I was tagged by the beautiful @healthyhapachick to share my @ww story. .
I began my journey, EXACTLY, two years ago TODAY! September 26 has a very special place in my heart because I (unknowingly) joined #ww for the first time on Sept 26, 2006 and 10 years, to the date, later I rejoined in 2016. Bananas!
This was my third attempt at #ww. I lost 60 lbs the first time around, 50 the second time, and as much as 60 lbs this time. I have lost the same 60 lbs, three times. .
I rejoined, two years ago, not knowing if I was really going to try. I joined because WW emailed me a promotion deal that was too good to pass up. I walked into my meeting and told my leader that I wasn’t sure if I was ready, but I’d try anyway.
That was the best uncertain moment I’ve ever had in my life. I was 207.4 lbs, not my heaviest, but definitely in the worst place I’ve ever been. I was unhappy, I was not in a good place. I never turned to alcohol, sex, or drugs. I turned to food. I remember setting up dinner plans with friends, but I always made sure to eat before I met up with them. That way, they didn’t see how much I really ate. I use to go to the drive-thru and eat in my car, alone. My car because my safe place; nobody would judge me there. .
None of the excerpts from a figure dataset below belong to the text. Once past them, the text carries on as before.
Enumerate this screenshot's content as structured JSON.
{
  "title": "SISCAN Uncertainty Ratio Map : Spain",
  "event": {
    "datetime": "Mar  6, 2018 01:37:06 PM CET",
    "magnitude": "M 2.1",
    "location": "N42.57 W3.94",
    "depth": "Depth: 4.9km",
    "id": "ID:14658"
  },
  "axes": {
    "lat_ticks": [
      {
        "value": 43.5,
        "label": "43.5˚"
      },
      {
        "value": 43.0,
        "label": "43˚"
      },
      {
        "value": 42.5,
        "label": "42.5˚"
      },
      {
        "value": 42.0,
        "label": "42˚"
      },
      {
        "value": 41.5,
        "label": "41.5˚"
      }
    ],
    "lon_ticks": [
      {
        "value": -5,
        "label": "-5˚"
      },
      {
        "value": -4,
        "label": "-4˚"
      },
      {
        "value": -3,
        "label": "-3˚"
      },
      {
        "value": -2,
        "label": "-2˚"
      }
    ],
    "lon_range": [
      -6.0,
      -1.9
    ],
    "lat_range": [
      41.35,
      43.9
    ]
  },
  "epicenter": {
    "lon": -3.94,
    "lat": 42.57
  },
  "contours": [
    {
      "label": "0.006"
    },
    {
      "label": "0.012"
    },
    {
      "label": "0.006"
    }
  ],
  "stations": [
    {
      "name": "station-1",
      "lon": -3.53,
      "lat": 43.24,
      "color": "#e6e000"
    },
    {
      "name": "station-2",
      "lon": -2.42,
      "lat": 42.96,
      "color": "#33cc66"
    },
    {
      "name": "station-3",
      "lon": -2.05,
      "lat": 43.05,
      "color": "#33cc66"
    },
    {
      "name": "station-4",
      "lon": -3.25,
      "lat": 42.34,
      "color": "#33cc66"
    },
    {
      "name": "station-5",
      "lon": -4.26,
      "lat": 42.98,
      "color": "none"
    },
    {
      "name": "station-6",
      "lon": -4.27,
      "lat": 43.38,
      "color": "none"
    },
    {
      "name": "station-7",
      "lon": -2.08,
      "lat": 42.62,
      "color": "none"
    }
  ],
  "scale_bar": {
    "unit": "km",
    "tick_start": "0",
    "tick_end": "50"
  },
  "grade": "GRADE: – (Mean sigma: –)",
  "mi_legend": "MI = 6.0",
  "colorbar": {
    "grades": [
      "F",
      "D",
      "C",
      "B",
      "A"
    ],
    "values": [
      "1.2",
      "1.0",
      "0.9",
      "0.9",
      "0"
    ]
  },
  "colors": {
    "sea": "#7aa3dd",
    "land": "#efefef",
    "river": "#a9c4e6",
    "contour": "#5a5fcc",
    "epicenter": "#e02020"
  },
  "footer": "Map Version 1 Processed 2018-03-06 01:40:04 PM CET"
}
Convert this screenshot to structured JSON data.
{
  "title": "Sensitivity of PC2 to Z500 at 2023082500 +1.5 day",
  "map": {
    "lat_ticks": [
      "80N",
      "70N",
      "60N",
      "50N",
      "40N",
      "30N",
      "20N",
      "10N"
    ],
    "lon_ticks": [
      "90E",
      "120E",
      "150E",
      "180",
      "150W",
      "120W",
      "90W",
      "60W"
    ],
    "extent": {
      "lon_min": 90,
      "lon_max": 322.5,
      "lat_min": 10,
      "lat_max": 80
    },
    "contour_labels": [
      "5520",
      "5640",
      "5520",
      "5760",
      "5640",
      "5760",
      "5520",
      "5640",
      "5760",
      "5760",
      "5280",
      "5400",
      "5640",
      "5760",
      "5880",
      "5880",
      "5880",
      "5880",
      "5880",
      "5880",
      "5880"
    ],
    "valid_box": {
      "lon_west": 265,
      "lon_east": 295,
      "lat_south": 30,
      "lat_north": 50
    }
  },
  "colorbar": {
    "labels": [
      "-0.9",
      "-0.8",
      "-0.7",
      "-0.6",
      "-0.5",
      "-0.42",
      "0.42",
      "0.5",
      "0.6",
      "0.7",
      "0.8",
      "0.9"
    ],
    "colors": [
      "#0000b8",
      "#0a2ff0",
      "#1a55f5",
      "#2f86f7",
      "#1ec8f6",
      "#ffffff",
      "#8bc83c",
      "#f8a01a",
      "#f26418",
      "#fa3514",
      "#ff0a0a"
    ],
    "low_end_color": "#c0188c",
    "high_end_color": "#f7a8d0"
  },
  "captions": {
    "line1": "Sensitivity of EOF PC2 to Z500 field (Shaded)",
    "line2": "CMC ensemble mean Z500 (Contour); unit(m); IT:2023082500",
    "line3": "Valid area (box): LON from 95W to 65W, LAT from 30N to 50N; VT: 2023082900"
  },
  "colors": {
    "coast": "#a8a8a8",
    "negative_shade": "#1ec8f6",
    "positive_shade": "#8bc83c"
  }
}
I refused to date because I was afraid of rejection. Who would want an overweight, short, ugly girl? These thoughts were embedded in my head since childhood. I never forgot the teasing, my bullies, or the boys that wouldn’t date me because I was fat. I thought they won.
They didn’t win. I win! Although I am 20 lbs heavier today than I was last year, and a total of 25 from my lowest, I am happy! I am strong! I am living my best life. .
Everyday, I have to remind myself that I AM STRONG. I AM ENOUGH. I AM LOVED. I AM INSPIRING. I AM CAPABLE. I AM HERE.
I am not perfect. I struggle. E V E R Y D A Y !! But I won’t quit. I may take breaks and long pauses, but I always come home. WW is home.
I nominate @theshrinkingmomma @themuchomama and @the_fit_and_fabuless_mama to share their WW journey.